ABSTRACT

The Hawkesbury Sandstone is a Triassic sheet sandstone, extensively exposed in the Sydney Basin, New South Wales, particularly along the coast near Sydney. Unidirectional paleoflow in the sandstone, its freshwater biota, and abundant mudrock intraclasts indicate fluvial deposition. Sheet morphology, low paleocurrent variance, abundant erosion surfaces, and the paucity of in situ mudrocks point to a braided fluvial system.

Three facies assemblages have been recognized: stratified sandstone, massive sandstone, and a minor mudrock assemblage. The stratified sandstone assemblage is dominated by stacked sets of planar cross-strata and minor trough cosets in sequences 6-23 m thick, bounded by erosion surfaces. Significant paleocurrent changes between channel sequences indicate that they were initiated by the avulsion of major channel systems. In some cases the channel sequences fine upward, with planar cross-stratal sets overlain by trough sets that decrease in magnitude upwards, fining up into mudrocks. The massive sandstone assemblage occurs principally as massive sandstone in elongate erosional features oriented transverse to paleoflow. The massive sandstone commonly contains large mudrock intraclasts and is attributed to failure of high channel banks and/or large bedforms during falling-water stages. The mudrock assemblage comprises rippled and horizontally laminated fine sandstone, siltstone, and shale, with minor mudstone. It is attributed primarily to floodplain deposition, but abandoned channel fills are also present.

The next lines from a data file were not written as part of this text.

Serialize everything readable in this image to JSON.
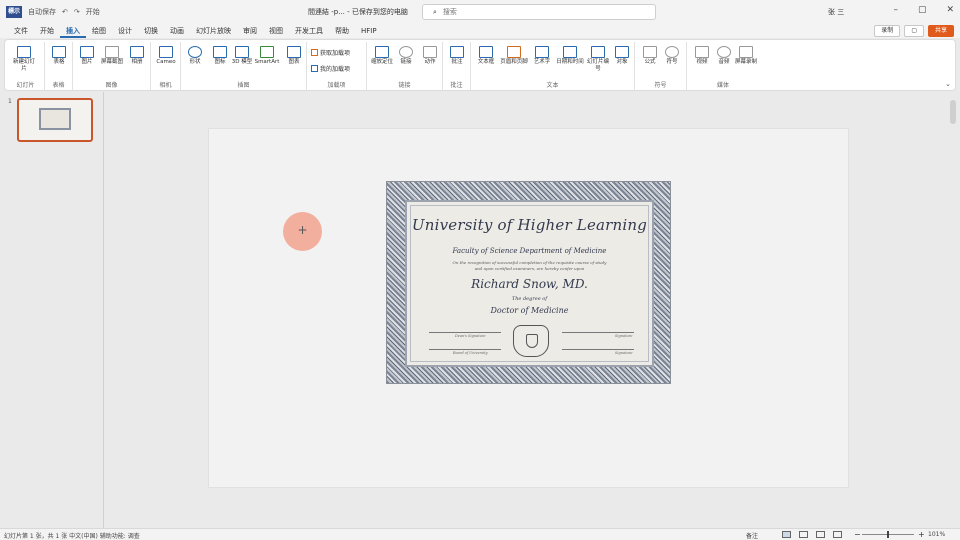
{
  "titlebar": {
    "logo_text": "標示",
    "filename": "間連結 -p... - 已保存到您的电脑",
    "search_placeholder": "搜索",
    "user": "张 三",
    "qa_items": [
      "自动保存",
      "↶",
      "↷",
      "开始"
    ]
  },
  "menu": {
    "tabs": [
      "文件",
      "开始",
      "插入",
      "绘图",
      "设计",
      "切换",
      "动画",
      "幻灯片放映",
      "审阅",
      "视图",
      "开发工具",
      "帮助",
      "HFIP"
    ],
    "active_index": 2,
    "record_btn": "录制",
    "present_btn": "▢",
    "share_btn": "共享"
  },
  "ribbon": {
    "groups": [
      {
        "label": "幻灯片",
        "buttons": [
          "新建幻灯片"
        ]
      },
      {
        "label": "表格",
        "buttons": [
          "表格"
        ]
      },
      {
        "label": "图像",
        "buttons": [
          "图片",
          "屏幕截图",
          "相册"
        ]
      },
      {
        "label": "相机",
        "buttons": [
          "Cameo"
        ]
      },
      {
        "label": "插图",
        "buttons": [
          "形状",
          "图标",
          "3D 模型",
          "SmartArt",
          "图表"
        ]
      },
      {
        "label": "加载项",
        "buttons": [
          "获取加载项",
          "我的加载项"
        ]
      },
      {
        "label": "链接",
        "buttons": [
          "缩放定位",
          "链接",
          "动作"
        ]
      },
      {
        "label": "批注",
        "buttons": [
          "批注"
        ]
      },
      {
        "label": "文本",
        "buttons": [
          "文本框",
          "页眉和页脚",
          "艺术字",
          "日期和时间",
          "幻灯片编号",
          "对象"
        ]
      },
      {
        "label": "符号",
        "buttons": [
          "公式",
          "符号"
        ]
      },
      {
        "label": "媒体",
        "buttons": [
          "视频",
          "音频",
          "屏幕录制"
        ]
      }
    ]
  },
  "thumbs": {
    "number": "1"
  },
  "certificate": {
    "title": "University of Higher Learning",
    "faculty": "Faculty of Science Department of Medicine",
    "line1": "On the recognition of successful completion of the requisite course of study",
    "line2": "and upon certified examiners, are hereby confer upon",
    "name": "Richard Snow, MD.",
    "degree_intro": "The degree of",
    "degree": "Doctor of Medicine",
    "sig_left_top": "Dean's Signature",
    "sig_left_bottom": "Board of University",
    "sig_right_top": "Signature",
    "sig_right_bottom": "Signature"
  },
  "status": {
    "left": "幻灯片第 1 张，共 1 张   中文(中国)   辅助功能: 调查",
    "notes": "备注",
    "zoom": "101%"
  },
  "colors": {
    "accent": "#2b6cb0",
    "share": "#e05a1c",
    "selection": "#c9572b"
  }
}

The Hawkesbury Sandstone does not conform to existing models for braided-fluvial deposition in that planar cross-strata accumulated in deeper parts of channels, whereas trough cross-strata formed in shallower water. The large scale of planar cross-strata (sets up to 7.5 m thick), mudrock intraclasts (up to 38 m long), bank-collapse scars (up to 11 m deep) and abandoned channel fills (up to 18 m deep) show that the Hawkesbury River was very large, with deep main channels and high but variable discharge.